青い星を君に捧げる【弐】
「どうして自分を偽ることになったんだ」


混沌の中で1人怖いくらい冷静だった慎がぽつりと虫が葉に止まる時ほど静かに呟いた。


「腹違いの妹がいるんだ。彼女の名前は"本郷波瑠"、朧月の姫。私はあの子の代わりになることを命じられた」


「だれに」


「私の父親であり本郷現当主に。あの人が波瑠のことを愛しているのは本郷家内では有名なんだけど、妹は体が弱くてね。私の存在は公には死んだことにして、代わりにすることで妹を表舞台から逃がしたんだ」


「波瑠はそれで良かったの……?」


彼方が悲しげに眉を下げながら言った。そんなに険しい表情してたかな、私。


そりゃあ幼い時は波瑠を妬ましく思ってたし、父の愛情を一身に受ける彼女を羨ましかった。

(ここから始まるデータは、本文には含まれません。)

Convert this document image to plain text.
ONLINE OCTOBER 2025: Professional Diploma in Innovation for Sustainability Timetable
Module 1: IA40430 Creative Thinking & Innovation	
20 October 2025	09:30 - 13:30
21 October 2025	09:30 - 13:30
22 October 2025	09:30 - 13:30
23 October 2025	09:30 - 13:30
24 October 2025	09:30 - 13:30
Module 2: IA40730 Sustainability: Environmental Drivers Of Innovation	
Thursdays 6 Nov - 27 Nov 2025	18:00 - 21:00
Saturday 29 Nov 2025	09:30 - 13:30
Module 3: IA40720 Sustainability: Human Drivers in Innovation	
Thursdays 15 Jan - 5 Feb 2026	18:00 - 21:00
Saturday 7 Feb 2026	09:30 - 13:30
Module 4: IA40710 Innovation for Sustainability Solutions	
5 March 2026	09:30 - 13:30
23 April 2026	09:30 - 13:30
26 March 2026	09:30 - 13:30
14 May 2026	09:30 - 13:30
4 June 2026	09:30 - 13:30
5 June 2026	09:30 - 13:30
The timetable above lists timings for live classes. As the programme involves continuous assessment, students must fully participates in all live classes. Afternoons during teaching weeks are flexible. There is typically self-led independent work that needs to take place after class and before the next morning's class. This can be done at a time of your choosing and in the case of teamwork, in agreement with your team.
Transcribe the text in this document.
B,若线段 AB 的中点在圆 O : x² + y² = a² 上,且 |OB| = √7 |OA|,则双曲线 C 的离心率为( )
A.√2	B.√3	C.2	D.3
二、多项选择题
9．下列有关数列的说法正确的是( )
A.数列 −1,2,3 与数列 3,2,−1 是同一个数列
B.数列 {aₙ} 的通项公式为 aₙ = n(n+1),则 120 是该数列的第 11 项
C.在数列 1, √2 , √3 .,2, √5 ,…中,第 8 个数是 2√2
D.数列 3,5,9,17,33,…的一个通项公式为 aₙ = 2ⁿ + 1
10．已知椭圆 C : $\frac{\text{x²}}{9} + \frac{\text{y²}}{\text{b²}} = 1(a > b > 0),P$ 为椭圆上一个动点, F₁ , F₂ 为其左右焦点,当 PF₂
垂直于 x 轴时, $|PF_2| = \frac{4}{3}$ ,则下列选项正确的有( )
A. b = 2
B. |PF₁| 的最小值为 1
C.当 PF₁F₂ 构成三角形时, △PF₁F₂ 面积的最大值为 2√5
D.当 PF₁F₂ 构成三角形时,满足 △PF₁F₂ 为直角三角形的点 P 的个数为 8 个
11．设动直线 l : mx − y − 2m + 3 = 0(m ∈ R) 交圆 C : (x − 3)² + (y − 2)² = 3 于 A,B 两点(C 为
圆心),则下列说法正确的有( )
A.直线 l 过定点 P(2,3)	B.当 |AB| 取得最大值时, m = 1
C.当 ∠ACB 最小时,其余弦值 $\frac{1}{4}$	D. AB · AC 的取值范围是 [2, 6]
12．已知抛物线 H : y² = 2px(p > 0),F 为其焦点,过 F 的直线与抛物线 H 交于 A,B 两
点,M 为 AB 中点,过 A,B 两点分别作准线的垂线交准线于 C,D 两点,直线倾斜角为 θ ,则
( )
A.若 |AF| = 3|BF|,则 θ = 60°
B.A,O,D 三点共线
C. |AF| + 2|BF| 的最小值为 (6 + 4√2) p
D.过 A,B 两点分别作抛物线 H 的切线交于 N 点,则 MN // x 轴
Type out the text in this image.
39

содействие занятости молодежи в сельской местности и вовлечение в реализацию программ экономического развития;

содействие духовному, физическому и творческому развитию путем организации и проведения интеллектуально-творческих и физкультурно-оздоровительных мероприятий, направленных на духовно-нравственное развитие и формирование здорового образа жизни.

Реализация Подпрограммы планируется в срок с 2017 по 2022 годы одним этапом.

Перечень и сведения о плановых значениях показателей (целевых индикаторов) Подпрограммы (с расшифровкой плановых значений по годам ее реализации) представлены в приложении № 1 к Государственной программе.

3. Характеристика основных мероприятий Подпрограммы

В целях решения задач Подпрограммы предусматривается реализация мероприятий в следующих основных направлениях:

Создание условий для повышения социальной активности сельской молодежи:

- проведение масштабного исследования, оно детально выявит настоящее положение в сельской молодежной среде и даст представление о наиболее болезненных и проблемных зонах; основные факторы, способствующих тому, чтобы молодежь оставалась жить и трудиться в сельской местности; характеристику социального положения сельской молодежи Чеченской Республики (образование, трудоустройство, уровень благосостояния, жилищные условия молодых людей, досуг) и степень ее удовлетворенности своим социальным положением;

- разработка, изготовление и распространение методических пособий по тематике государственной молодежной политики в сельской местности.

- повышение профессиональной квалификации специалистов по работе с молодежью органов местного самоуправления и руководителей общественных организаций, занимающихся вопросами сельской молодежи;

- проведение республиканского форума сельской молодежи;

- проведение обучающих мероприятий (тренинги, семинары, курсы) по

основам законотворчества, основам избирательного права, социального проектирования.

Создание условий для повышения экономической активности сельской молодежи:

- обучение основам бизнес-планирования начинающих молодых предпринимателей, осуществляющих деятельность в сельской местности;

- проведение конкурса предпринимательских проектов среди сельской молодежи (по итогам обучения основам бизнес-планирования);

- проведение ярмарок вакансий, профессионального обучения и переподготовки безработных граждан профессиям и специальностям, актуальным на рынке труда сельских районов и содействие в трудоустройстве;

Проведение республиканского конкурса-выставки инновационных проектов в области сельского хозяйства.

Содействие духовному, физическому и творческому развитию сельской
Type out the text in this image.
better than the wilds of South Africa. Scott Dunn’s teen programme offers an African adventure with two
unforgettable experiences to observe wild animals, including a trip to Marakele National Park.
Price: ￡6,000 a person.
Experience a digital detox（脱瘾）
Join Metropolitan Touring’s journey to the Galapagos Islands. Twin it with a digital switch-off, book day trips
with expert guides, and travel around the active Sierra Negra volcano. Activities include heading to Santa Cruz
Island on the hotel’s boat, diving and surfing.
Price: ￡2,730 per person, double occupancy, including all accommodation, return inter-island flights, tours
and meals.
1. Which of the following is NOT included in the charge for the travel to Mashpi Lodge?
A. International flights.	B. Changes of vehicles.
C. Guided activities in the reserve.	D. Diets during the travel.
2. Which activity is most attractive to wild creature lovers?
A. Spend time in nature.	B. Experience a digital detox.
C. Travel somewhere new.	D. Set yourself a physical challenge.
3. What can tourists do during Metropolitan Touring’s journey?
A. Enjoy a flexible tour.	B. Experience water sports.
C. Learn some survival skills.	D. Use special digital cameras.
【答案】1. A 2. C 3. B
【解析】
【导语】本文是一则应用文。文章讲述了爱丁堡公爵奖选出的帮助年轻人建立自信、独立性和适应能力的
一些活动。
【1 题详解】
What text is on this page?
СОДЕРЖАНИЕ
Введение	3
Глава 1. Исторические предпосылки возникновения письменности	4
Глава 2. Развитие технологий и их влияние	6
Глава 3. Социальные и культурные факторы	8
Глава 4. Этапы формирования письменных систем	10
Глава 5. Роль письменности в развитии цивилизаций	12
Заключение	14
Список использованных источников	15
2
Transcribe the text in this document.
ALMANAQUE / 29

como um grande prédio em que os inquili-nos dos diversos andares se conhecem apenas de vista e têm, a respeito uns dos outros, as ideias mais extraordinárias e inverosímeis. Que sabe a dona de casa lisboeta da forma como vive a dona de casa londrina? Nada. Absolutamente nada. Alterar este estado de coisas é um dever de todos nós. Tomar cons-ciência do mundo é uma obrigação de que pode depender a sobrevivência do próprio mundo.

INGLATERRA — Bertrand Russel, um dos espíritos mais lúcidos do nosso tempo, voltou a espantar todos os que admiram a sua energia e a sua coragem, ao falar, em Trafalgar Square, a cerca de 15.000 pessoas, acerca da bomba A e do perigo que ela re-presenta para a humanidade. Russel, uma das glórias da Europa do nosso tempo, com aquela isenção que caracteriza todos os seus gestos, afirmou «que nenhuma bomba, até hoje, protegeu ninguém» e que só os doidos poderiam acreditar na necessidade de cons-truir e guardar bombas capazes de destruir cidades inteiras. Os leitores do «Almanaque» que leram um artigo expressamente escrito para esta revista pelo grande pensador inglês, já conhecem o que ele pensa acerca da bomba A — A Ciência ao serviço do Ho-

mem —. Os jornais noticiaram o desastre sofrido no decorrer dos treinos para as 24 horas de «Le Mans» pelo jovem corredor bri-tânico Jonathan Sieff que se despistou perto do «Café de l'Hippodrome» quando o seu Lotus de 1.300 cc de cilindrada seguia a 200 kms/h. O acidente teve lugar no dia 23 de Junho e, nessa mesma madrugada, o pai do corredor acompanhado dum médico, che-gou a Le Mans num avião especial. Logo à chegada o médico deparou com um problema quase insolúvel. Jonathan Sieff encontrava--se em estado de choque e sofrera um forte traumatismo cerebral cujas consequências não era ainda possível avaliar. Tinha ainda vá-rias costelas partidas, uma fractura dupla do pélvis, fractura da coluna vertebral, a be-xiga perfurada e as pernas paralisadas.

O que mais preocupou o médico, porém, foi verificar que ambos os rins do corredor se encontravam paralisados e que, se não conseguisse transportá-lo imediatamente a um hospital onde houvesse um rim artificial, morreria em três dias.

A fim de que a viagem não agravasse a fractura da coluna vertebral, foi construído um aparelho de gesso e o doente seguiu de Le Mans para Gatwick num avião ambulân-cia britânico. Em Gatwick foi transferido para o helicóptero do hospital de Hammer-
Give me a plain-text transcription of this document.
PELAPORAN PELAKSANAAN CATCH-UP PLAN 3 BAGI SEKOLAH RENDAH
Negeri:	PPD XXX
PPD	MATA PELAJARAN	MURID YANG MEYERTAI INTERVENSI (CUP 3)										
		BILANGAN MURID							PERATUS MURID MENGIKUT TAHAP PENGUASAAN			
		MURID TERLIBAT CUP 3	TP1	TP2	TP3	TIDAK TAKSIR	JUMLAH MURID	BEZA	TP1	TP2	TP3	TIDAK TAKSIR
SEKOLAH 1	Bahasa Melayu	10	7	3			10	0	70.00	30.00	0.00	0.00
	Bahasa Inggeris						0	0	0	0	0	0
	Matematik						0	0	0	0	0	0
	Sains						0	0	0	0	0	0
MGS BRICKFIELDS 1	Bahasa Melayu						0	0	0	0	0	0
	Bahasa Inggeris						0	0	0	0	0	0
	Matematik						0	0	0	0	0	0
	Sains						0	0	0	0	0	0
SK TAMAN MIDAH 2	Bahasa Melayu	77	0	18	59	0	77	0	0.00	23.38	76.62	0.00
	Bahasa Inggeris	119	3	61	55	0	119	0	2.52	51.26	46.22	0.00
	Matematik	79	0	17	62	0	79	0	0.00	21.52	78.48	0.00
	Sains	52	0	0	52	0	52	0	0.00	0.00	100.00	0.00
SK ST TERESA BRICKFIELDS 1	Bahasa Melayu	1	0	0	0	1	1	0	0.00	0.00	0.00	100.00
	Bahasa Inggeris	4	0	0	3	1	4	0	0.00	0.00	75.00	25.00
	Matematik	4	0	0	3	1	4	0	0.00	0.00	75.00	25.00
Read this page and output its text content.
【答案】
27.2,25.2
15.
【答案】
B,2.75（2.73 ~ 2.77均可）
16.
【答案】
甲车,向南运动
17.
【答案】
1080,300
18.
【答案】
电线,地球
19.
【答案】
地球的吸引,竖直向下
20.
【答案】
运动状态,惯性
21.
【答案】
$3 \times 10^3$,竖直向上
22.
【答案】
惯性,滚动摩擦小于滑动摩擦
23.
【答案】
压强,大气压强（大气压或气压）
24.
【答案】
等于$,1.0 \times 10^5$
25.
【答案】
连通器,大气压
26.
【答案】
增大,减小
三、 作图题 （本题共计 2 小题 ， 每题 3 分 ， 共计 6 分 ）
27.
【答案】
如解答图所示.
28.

「それで波瑠を守れるなら良いんだ。だって私は彼女の姉だから」


たとえ母親は違えど、波瑠は私のたった1人の妹。波瑠の母親も亡くなってしまっているから、血の繋がりのある家族は数少ない。


彼女と最後にあったのは、それこそ私がまだ百合の姫と呼ばれていた頃。私のことを波瑠がどう思っているのかは知らないし、はたまた姉がいることを覚えているのかも怪しい。